1/3 cup of Lemon Juice 

Pinch of salt 1 teaspoon of butter or cooking oil 

1/2 cup of water 

1.5 kg of White Sugar 

1 50g Packet of Jamsetter Instructions:

1. Preheat your oven to 100°C. 

2. Wash 8 x 250g jars and their lids and place them on the bottom shelf of the oven to sterilize while you make the jam. 

3. Place the 1.5kg of sugar into an oven-proof container and place it in the oven to warm. 

4. After preparing the pineapple, blend 1kg of the pineapple into a pulp. Slice the remaining 500g into 5mm slices. 

5. In a large saucepan, add all the pineapple, lemon juice, salt, butter/ oil, and water. Simmer for 15 minutes until the pineapple is well-cooked. 

6. Increase the heat and bring the pineapple to a rapid boil. 
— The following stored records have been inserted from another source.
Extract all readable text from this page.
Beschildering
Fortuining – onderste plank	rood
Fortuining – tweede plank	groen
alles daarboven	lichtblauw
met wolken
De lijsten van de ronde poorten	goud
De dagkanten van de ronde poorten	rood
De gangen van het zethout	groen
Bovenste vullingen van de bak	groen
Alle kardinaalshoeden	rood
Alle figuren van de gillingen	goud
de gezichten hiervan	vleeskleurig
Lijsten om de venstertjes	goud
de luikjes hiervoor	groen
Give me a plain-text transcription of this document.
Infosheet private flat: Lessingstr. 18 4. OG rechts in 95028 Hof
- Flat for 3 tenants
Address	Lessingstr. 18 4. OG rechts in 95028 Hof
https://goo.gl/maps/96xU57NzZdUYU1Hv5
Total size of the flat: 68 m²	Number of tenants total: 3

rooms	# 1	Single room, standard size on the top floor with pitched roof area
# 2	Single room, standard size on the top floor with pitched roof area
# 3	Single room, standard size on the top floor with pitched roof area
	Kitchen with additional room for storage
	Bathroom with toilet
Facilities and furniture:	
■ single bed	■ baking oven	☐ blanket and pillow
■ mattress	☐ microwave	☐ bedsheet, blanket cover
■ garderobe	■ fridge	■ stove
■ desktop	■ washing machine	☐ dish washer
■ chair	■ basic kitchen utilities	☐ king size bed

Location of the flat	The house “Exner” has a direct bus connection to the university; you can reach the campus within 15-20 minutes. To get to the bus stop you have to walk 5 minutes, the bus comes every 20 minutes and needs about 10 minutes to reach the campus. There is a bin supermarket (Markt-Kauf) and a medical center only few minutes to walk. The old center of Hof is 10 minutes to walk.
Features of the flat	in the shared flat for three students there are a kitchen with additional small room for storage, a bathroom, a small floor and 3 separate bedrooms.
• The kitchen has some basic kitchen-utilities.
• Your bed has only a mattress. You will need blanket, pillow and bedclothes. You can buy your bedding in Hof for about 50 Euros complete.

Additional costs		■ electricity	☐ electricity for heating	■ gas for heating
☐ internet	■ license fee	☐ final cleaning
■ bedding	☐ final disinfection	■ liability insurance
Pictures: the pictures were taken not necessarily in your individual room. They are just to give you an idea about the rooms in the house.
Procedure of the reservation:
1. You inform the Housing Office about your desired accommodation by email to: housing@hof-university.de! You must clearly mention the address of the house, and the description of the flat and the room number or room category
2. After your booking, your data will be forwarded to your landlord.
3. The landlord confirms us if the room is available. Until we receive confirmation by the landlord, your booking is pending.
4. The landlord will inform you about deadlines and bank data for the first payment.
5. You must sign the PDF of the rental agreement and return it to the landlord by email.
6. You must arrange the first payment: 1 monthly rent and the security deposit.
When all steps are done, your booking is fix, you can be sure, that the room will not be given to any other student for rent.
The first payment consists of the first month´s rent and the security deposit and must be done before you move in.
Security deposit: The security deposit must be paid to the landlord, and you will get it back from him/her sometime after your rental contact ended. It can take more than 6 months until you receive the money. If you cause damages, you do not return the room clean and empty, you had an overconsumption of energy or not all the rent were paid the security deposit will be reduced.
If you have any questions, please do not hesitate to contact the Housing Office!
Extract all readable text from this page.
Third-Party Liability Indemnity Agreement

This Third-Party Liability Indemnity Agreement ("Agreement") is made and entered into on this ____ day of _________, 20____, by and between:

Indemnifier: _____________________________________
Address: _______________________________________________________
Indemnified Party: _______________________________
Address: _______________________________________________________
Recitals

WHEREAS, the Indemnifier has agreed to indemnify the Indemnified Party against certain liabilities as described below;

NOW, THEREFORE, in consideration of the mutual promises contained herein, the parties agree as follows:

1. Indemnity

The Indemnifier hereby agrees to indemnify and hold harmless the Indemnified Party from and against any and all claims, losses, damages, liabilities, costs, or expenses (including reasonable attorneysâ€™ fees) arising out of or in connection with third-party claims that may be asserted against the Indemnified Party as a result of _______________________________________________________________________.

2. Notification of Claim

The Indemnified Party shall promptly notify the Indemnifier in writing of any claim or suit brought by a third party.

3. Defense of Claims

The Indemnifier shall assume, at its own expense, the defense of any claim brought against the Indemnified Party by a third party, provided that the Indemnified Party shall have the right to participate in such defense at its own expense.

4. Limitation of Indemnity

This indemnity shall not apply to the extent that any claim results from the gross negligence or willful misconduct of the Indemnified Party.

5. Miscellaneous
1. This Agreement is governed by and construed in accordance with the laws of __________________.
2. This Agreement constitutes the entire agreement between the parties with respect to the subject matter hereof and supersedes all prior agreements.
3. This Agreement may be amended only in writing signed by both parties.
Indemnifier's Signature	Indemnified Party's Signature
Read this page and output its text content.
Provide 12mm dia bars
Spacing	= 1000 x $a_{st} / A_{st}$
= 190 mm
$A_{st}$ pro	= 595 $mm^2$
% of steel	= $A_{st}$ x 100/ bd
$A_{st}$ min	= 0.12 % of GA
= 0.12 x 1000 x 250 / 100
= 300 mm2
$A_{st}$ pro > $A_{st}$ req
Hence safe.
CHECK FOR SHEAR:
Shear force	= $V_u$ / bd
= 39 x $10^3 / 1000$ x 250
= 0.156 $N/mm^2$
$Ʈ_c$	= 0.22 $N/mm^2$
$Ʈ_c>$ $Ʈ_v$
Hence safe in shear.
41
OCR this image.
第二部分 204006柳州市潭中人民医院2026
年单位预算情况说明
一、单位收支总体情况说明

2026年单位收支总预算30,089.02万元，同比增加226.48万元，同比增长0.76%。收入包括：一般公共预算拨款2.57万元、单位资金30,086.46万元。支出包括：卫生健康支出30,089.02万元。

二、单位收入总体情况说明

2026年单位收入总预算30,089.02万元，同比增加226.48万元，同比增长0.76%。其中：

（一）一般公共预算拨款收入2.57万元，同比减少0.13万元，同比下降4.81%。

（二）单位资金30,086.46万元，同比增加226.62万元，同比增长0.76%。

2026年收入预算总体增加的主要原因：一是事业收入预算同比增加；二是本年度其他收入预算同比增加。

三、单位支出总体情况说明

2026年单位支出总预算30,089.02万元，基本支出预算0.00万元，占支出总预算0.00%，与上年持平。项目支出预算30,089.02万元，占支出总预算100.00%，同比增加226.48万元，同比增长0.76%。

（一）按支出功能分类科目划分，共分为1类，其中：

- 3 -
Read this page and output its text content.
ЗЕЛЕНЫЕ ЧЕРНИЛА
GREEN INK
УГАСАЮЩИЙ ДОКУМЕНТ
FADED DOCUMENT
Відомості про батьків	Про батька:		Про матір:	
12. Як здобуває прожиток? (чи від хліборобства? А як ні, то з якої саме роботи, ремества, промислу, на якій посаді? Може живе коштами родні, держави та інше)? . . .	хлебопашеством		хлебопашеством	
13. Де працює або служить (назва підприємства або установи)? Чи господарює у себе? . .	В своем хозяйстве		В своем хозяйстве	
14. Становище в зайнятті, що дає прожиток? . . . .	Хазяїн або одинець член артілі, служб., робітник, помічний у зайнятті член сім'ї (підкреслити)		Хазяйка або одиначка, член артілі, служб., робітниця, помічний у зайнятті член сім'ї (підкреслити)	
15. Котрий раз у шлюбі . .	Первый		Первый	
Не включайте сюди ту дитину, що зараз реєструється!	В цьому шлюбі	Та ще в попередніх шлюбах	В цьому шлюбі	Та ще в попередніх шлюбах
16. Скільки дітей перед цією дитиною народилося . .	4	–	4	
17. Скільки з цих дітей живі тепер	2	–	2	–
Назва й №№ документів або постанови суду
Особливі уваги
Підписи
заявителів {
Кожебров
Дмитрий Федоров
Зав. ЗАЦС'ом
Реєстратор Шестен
7. Turn off the oven and remove the sugar. Mix the Jamsetter into the warmed sugar using a spoon. Add the sugar mixture to the saucepan and mix until all the sugar has dissolved, including any granules on the side of the saucepan. 

8. Put on the lid. Turn off your extraction fan and avoid any drafts. The mixture should be brought to 107 degrees Celsius/correct set, as soon as possible, stirring only occasionally. 

9. Once the jam has set, remove the saucepan from heat. 

10. Remove the jars from the oven. Bottle the hot jam immediately into the jars and seal with the sterilized lids. Allow it to cool down and store in a cool, dry place.